The C9 gene (C9 stands for "Complement C9") is a protein coding gene located at chromosome 5p13.1. The C9 gene encodes the last component of the complement system. It is involved in the formation of the"Membrane Attack Complex" (MAC). The MAC -complex attaches to bacterial membranes and forms a pore that allows disruption of bacterial membrane organization.
Mutations in the -C9 gene cause a deficiency of the complement component C9 and thus lead to a dysfunction of the MAC complex .
General informationThis section has been translated automatically.

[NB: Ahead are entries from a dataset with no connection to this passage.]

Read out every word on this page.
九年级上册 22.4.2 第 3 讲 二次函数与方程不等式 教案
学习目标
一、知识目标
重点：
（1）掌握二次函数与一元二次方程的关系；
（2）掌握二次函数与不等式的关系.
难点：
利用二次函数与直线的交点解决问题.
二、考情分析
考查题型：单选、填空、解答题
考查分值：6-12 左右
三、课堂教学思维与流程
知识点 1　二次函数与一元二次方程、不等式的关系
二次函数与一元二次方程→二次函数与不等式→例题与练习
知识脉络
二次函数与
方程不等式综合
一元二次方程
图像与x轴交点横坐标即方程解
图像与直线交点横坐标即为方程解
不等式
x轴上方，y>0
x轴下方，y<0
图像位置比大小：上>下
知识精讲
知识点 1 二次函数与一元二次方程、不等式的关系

Diseases associated with C9 include C9 deficiency (Complement Component 9 Deficiency; OMIM: 613825) and "age-related macular degeneration 15/ARMD15 (615591)".
C9 deficiency is associated with an increased risk of meningococcal infections (Nagata M et al. 1989). Ichikawa E et al. 2001) could assign a case of dermatomyositis to a mutation in the C9 gene.

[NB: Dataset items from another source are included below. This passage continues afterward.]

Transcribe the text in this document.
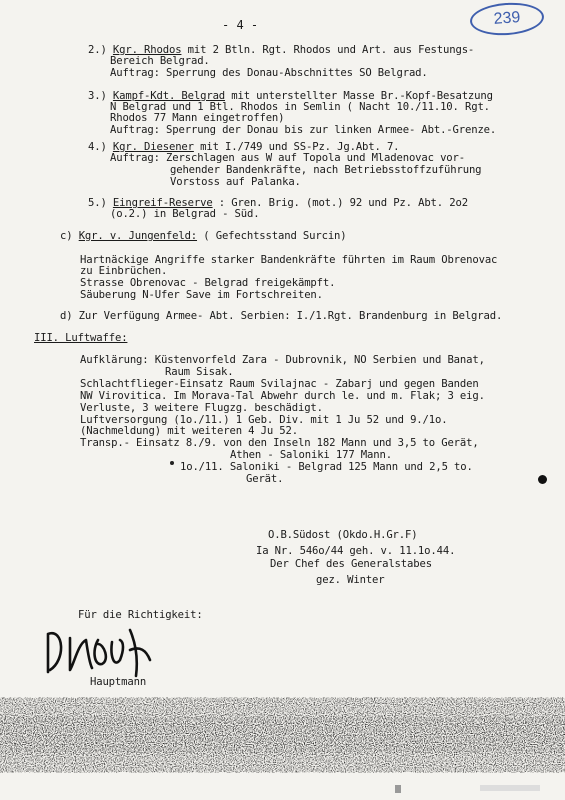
239
- 4 -
2.) Kgr. Rhodos mit 2 Btln. Rgt. Rhodos und Art. aus Festungs-
Bereich Belgrad.
Auftrag: Sperrung des Donau-Abschnittes SO Belgrad.
3.) Kampf-Kdt. Belgrad mit unterstellter Masse Br.-Kopf-Besatzung
N Belgrad und 1 Btl. Rhodos in Semlin ( Nacht 10./11.10. Rgt.
Rhodos 77 Mann eingetroffen)
Auftrag: Sperrung der Donau bis zur linken Armee- Abt.-Grenze.
4.) Kgr. Diesener mit I./749 und SS-Pz. Jg.Abt. 7.
Auftrag: Zerschlagen aus W auf Topola und Mladenovac vor-
gehender Bandenkräfte, nach Betriebsstoffzuführung
Vorstoss auf Palanka.
5.) Eingreif-Reserve : Gren. Brig. (mot.) 92 und Pz. Abt. 2o2
(o.2.) in Belgrad - Süd.
c) Kgr. v. Jungenfeld: ( Gefechtsstand Surcin)
Hartnäckige Angriffe starker Bandenkräfte führten im Raum Obrenovac
zu Einbrüchen.
Strasse Obrenovac - Belgrad freigekämpft.
Säuberung N-Ufer Save im Fortschreiten.
d) Zur Verfügung Armee- Abt. Serbien: I./1.Rgt. Brandenburg in Belgrad.
III. Luftwaffe:
Aufklärung: Küstenvorfeld Zara - Dubrovnik, NO Serbien und Banat,
Raum Sisak.
Schlachtflieger-Einsatz Raum Svilajnac - Zabarj und gegen Banden
NW Virovitica. Im Morava-Tal Abwehr durch le. und m. Flak; 3 eig.
Verluste, 3 weitere Flugzg. beschädigt.
Luftversorgung (1o./11.) 1 Geb. Div. mit 1 Ju 52 und 9./1o.
(Nachmeldung) mit weiteren 4 Ju 52.
Transp.- Einsatz 8./9. von den Inseln 182 Mann und 3,5 to Gerät,
Athen - Saloniki 177 Mann.
1o./11. Saloniki - Belgrad 125 Mann und 2,5 to.
Gerät.
O.B.Südost (Okdo.H.Gr.F)
Ia Nr. 546o/44 geh. v. 11.1o.44.
Der Chef des Generalstabes
gez. Winter
Für die Richtigkeit:
Hauptmann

Note(s)This section has been translated automatically.
By screening for complement deficiency in 145,640 blood donors from Osaka and 92,686 donors from all of Japan, Fukumori et al. (1998) identified
- 5 individuals with C5 deficiency (609536)
- 6 individuals with C6 deficiency (612446)
- 17 individuals with C7 deficiency (610102)
- 5 individuals with C8 alpha/gamma deficiency (2/100,000)
- 439 individuals with C9 deficiency (613825).
LiteratureThis section has been translated automatically.
- Fukumori Y et al.(1998) Terminal complement component deficiencies in Japan. Exp. Clin. Immunogenet 15: 244-248.
- Ichikawa E et al. (2001) Hereditary complement (C9) deficiency associated with dermatomyositis. Brit J Derm. 144: 1080-1083.
- Nagata M et al. (1989) Inherited deficiency of ninth component of complement: an increased risk of meningococcal meningitis. J Pediat 114: 260-264.